Through PMK 67/2025, the government established the BMTP amount with a decreasing tariff scheme over three years. This gradual reduction is intended as a transition period to allow the domestic industry to adjust to global competition. This policy covers cotton yarn products under HS tariff lines 5204, 5205, and 5206, including carded, combed, and blended cotton yarns.
Furthermore, the BMTP applies to imports from all countries except the 120 developing WTO member countries listed in Appendix B, provided the importer can present a valid Certificate of Origin (CoO). If the CoO is invalid or not submitted, the full BMTP will still be collected. This regulation also emphasizes that the BMTP is in addition to general import duties or preferential import duties under international agreements such as FTAs and CEPAs.
Strikingly, this policy also covers monitoring of goods entering through free trade zones, bonded zones, or other customs facilities, unless otherwise stipulated by the regulations of those zones. Minister of Finance Regulation 67/2025 was signed by Minister of Finance Purbaya Yudhi Sadewa on October 8, 2025, and promulgated on October 20, 2025, with the provision that it will come into effect ten days after the date of promulgation.
Meanwhile, the Indonesian Fiber and Filament Yarn Producers Association (APSyFI) previously sent a letter to the Minister of Finance to discuss rescuing the national textile and textile product (TPT) industry, which has been impacted by illegal imports and product dumping. APSyFI Chairperson, Redma Gita Wirawasta, stated that the government's attention to the issue of illegal imports has provided new hope for textile businesses.
According to Redma, the integration of the national textile industry's supply chain, from upstream to downstream, is currently disrupted by the proliferation of illegal imports. He also highlighted the gap between Indonesia's trade data and that of partner countries, which indicates that many imported goods are not recorded in the Customs and Excise system, causing losses for both the state and local businesses.

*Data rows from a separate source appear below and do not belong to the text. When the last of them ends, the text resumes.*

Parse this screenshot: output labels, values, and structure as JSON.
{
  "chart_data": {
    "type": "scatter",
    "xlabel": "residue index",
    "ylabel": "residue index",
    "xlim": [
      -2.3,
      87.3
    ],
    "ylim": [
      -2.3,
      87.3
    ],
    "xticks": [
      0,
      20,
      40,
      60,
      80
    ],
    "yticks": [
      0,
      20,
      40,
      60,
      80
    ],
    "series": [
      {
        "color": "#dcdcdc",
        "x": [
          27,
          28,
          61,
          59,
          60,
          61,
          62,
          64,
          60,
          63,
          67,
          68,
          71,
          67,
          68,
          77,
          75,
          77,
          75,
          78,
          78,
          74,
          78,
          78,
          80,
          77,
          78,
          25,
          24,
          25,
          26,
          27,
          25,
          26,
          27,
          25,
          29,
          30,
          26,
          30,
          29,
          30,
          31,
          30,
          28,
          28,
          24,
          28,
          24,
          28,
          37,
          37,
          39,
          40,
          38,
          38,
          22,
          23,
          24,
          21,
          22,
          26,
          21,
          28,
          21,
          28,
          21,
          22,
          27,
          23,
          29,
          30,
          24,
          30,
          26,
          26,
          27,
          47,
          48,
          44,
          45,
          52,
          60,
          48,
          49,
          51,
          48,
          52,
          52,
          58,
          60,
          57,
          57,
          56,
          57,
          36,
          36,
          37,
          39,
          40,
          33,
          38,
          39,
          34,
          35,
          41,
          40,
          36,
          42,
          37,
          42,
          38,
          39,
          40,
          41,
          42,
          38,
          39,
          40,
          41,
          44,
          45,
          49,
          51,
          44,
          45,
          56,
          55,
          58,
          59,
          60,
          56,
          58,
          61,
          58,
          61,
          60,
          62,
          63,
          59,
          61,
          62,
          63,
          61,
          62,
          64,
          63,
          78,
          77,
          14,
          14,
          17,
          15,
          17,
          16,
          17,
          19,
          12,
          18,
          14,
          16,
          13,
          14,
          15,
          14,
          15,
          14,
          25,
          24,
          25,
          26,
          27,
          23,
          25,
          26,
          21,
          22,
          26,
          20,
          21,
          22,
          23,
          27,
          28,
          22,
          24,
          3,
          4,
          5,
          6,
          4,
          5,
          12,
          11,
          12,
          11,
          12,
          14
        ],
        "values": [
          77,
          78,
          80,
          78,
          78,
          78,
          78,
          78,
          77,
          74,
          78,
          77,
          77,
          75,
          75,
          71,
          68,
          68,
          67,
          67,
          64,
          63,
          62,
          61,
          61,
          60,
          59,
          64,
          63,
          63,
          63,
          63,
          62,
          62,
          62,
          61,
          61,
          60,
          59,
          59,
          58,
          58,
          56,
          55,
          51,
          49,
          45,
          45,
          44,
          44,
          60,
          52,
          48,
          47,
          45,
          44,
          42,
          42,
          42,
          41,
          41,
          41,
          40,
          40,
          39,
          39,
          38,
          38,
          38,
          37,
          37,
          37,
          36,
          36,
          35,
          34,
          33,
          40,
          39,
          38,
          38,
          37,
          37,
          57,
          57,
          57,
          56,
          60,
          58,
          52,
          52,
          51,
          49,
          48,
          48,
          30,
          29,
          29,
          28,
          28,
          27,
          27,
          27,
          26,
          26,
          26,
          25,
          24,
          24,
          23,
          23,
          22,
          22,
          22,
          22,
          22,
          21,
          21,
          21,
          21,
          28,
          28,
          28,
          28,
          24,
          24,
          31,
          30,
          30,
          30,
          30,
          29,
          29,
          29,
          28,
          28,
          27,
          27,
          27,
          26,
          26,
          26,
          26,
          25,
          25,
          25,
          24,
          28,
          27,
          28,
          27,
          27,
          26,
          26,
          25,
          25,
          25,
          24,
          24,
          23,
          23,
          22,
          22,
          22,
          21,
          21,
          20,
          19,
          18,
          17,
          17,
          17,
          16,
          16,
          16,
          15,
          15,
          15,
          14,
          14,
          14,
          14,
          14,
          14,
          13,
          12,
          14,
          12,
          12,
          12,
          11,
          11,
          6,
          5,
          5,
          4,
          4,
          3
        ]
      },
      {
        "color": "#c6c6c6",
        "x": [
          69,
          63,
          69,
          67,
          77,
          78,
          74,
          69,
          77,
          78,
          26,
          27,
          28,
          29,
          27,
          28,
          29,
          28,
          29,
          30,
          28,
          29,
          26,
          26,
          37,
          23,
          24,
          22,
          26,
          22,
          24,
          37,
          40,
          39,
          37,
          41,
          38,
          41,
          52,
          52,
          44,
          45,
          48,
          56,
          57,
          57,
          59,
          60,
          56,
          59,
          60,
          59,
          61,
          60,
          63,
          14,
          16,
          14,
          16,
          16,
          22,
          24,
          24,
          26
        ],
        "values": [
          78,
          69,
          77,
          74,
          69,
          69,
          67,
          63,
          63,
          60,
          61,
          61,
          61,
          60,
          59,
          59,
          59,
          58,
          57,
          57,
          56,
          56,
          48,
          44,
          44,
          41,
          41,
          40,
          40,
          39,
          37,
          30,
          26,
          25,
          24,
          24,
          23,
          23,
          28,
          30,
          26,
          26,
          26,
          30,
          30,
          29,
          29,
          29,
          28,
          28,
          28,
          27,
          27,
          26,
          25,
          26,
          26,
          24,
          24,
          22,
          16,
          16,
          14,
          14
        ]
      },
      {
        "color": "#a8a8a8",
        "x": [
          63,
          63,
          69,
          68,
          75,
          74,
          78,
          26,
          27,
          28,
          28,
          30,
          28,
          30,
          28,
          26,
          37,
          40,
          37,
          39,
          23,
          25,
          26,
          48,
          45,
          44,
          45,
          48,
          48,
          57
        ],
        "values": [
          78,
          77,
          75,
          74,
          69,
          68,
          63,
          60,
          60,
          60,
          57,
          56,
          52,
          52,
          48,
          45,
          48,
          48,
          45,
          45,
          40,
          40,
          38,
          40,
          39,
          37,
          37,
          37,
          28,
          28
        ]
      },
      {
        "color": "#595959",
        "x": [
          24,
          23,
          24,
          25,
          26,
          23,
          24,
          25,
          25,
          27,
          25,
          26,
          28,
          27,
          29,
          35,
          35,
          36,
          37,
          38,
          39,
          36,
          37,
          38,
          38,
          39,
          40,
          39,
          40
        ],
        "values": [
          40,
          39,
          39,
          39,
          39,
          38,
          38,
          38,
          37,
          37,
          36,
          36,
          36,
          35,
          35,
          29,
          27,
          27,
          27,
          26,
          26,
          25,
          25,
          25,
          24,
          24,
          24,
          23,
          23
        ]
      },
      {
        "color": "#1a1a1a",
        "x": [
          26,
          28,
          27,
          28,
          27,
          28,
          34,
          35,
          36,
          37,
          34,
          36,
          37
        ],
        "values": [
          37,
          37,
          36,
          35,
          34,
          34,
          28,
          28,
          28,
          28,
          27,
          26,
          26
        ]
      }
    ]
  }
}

APSyFI urged the Directorate General of Customs and Excise to strengthen supervision and improve procedures for receiving imported goods, particularly by optimizing the port-to-port manifest system. Redma believes that loopholes in the system still exist, allowing importers to create Import Notification (PIB) documents without referring to the Master Bill of Lading, thus opening up opportunities for misdeclaration, underinvoicing, and misuse of HS codes.
The government's BMTP policy is a strong signal that protecting the national textile industry remains a priority. With strict oversight and targeted regulations, it is hoped that the domestic industry can strengthen its competitiveness and adapt to the challenges of global trade.